On Mon, 19 Aug 2002, Juergen Vigna wrote:

> > On more important things: what do you want to do with getISOEncoded or
> > whatever?
>
> Well the X input routine needs such a beast and we need it for the
> keyboard handling. Have a look at how this is encoded for the XForms
> frontend, now John has the problem that he doesn't have the base we
> use for the xforms frontend to call the appropriate X function for it
> and he's asking if someone knows about how to do it.
>
> Maybe Asger knows something about this and how it could be possible
> to encode maybe if we cry louder *ASGER* he will hear us ;)

I forget the exact prototype of this function, but I'm sure you can
implement it if you wriggle it to use a helper like this:

  char getISOEncoded(int unicode_character) {
    return unicode_character & 0xff;
  }

This will work for ISO-8859-1, and this will get you started.

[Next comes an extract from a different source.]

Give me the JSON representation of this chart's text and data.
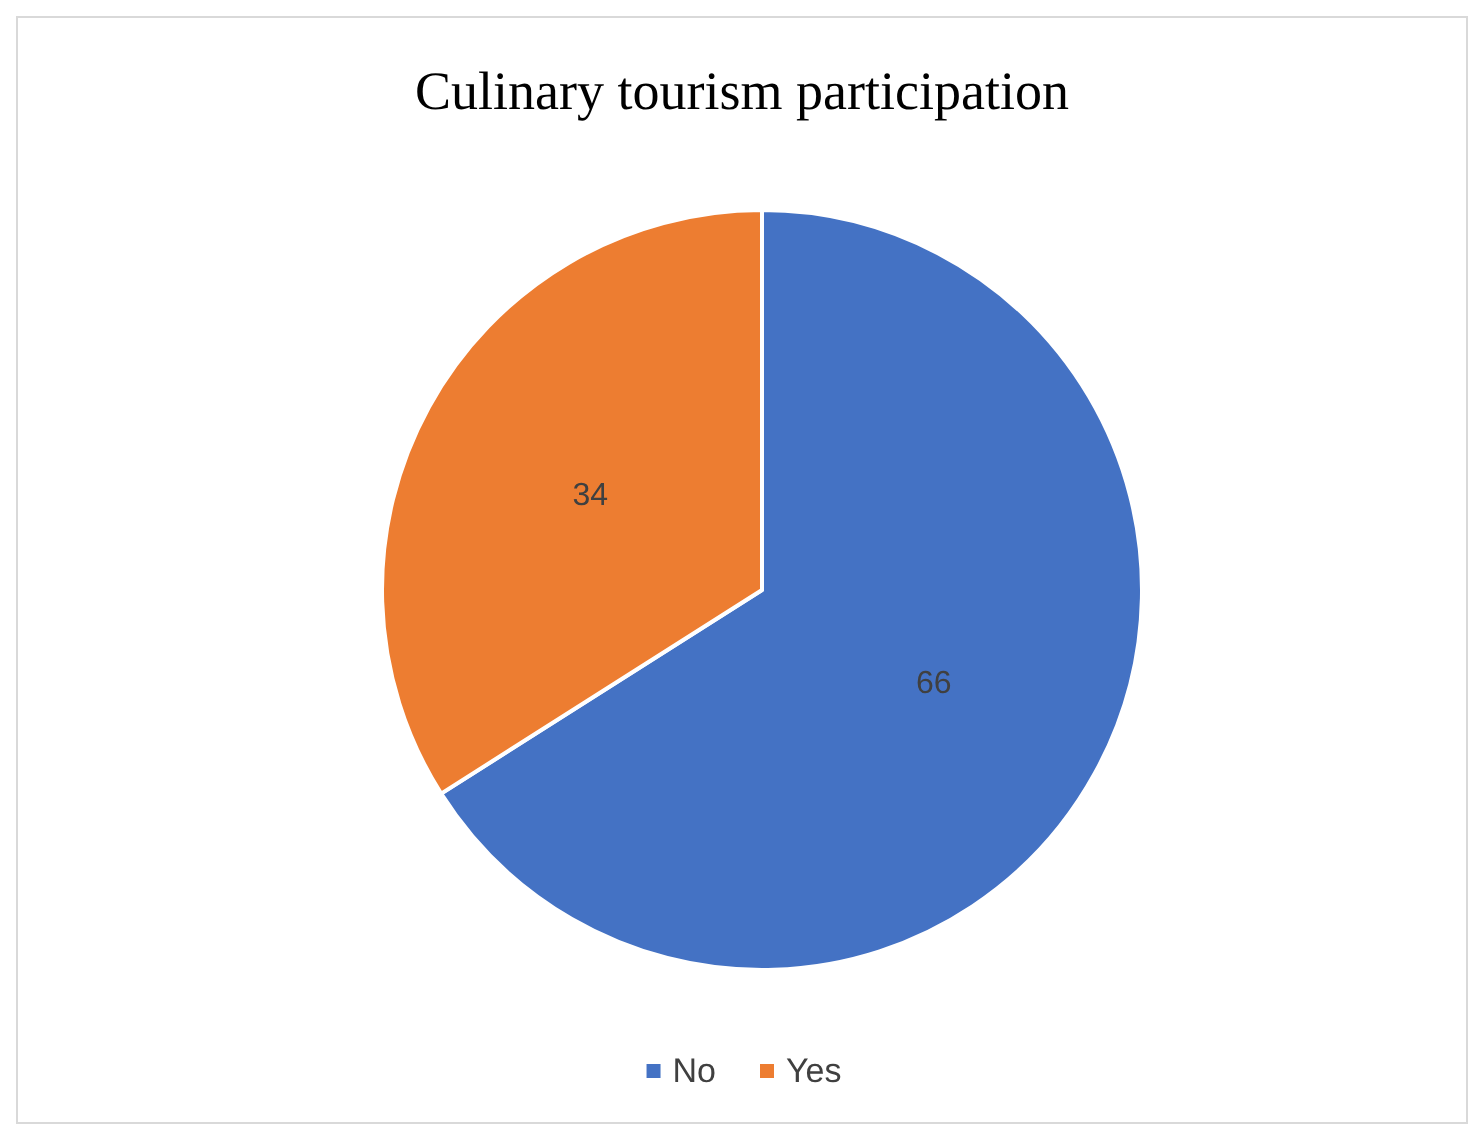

If you want to do the real thing with support for ISO-8859-2 and other
encodings, then do like this:

  char getISOEncoded(int c) {
    if (c < 0x100) {
      // ISO-8859-1
      return c & 0xff; // This converts Unicode characters to ISO-8859-1
    }
    if (c is in ISO-8859-2) {
      return convert_unicode_to_iso8859_2(c);
    }
    if (c is in ISO-8859-3) {
      return convert_unicode_to_iso8859_3(c);
    }
    ..etc..

    if (c is X-encoding, where X is an 8-bit encoding) {
      return convert_unicode_to_X_encoding(c);
    }
  }

So, it is pretty easy, although a bit cumbersome to implement
all these "c is in X encoding" and convert_unicode_to_X functions.

I have tried to explain this before, but seemingly unsuccesful.
Please let me know if you understand now.

I do not believe X provides much help for this, except for maybe
the "convert_unicode_to_X" functions in modern X-versions.